= Mikkel Escholt =

Mikkel Peders[s]øn Escholt (c. 1600 – 1669) was a Norwegian priest and natural theologian, best known for his book Geologia Norvegica written in Danish in 1657 where he is considered as among the first to use the word "geology".

Very little is known about Escholt, except that he was likely from Espholt, Skåne. He studied at Malmö around 1626 and at the University of Copenhagen around 1628. He worked as a chaplain at Akershus Fortress from 1646 and as priest in Våler, Østfold, from 1660. He was married to Karen Henriksdatter of Christiania.
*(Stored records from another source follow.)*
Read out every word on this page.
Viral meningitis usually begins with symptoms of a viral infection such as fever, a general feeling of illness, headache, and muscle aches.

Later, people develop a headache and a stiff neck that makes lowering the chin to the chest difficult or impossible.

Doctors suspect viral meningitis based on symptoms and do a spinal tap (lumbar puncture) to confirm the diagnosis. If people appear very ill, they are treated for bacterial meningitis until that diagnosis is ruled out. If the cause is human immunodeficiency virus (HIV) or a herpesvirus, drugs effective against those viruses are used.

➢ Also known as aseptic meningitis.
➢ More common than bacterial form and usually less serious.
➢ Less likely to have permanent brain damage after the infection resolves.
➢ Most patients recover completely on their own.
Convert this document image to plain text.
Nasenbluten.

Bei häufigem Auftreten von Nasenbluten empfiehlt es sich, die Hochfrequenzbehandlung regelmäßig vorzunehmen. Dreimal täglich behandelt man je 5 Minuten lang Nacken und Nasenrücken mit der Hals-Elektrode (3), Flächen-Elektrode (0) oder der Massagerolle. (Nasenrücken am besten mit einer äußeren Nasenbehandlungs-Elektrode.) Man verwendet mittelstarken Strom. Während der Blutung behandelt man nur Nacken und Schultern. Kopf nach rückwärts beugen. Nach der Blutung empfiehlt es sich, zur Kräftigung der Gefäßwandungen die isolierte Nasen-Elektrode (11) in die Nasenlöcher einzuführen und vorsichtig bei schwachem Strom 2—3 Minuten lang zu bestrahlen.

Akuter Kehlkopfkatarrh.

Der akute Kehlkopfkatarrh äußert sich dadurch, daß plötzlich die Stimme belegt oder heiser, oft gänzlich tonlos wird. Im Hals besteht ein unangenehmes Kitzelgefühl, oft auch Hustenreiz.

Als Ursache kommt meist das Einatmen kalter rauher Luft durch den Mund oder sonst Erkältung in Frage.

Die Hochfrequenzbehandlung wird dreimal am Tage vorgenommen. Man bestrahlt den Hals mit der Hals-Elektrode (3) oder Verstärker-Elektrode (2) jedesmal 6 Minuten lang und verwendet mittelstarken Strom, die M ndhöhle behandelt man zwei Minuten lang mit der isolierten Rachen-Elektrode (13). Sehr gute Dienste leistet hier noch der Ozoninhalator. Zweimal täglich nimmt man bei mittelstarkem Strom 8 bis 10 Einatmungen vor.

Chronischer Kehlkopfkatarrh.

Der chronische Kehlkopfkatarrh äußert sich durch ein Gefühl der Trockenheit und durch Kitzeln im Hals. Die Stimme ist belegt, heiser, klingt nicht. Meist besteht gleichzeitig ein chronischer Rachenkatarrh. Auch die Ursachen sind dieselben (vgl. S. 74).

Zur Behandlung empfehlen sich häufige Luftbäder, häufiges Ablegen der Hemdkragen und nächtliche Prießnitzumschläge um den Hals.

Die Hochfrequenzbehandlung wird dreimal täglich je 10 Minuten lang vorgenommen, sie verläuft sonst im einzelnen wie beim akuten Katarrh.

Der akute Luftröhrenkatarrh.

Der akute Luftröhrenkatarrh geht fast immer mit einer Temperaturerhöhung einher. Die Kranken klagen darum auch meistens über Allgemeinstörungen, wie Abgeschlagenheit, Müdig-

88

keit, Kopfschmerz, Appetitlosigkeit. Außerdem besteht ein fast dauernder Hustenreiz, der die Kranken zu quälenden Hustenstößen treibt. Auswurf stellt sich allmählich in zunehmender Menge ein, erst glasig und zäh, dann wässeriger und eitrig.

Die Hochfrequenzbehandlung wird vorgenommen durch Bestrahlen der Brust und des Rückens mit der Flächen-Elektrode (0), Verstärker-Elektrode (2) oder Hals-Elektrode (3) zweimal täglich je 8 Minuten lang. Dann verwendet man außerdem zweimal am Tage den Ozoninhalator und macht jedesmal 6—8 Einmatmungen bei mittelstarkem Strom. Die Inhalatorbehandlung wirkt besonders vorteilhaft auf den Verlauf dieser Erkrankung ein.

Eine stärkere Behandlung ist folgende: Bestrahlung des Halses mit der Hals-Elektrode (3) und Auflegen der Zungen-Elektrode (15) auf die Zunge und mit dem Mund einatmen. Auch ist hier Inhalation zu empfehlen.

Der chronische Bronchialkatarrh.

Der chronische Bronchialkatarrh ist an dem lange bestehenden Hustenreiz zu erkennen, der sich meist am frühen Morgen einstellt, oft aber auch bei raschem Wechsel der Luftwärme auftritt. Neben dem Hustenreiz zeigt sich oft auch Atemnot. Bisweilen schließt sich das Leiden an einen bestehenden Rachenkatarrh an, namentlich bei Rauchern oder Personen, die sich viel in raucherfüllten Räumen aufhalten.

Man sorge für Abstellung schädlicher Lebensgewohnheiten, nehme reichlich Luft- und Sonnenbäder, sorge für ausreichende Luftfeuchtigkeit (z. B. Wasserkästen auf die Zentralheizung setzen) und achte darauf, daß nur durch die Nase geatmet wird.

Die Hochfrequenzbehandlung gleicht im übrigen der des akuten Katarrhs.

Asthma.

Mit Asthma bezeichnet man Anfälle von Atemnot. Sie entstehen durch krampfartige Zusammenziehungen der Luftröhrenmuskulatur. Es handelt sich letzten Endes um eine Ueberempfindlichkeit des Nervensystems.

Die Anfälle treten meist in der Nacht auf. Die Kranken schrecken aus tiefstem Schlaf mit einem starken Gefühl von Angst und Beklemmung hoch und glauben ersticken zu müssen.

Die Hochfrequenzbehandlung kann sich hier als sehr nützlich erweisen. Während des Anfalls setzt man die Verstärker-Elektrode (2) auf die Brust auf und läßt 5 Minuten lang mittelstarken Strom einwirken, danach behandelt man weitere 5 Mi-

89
His 1657 book Geologia Norvegica is extremely rare; a copy is in Oslo and another in Bergen. Escholt linked earthquakes with volcanoes and used the word "geology" which was also used in an English translation of the book made in 1663 by Daniel Collins. The term "geologia" however was never used except in the title to refer to a kind of science of the earth. Further such usage had been made earlier by Philippus Cluver in a 1619 book Geologia, de Creatione ed Formatione Globi Terrestris in Italian. The English writer Robert Lovell also used the word "geology" in his Pammineralogicon, or, A universal history of mineralls (1661).

Escholt also published a book of verses dedicated to the priest and theological writer Christen Staphensøn Bang, and a history Stephanologica Danica (1648) on Danish kings to commemorate Frederik III as king of Norway.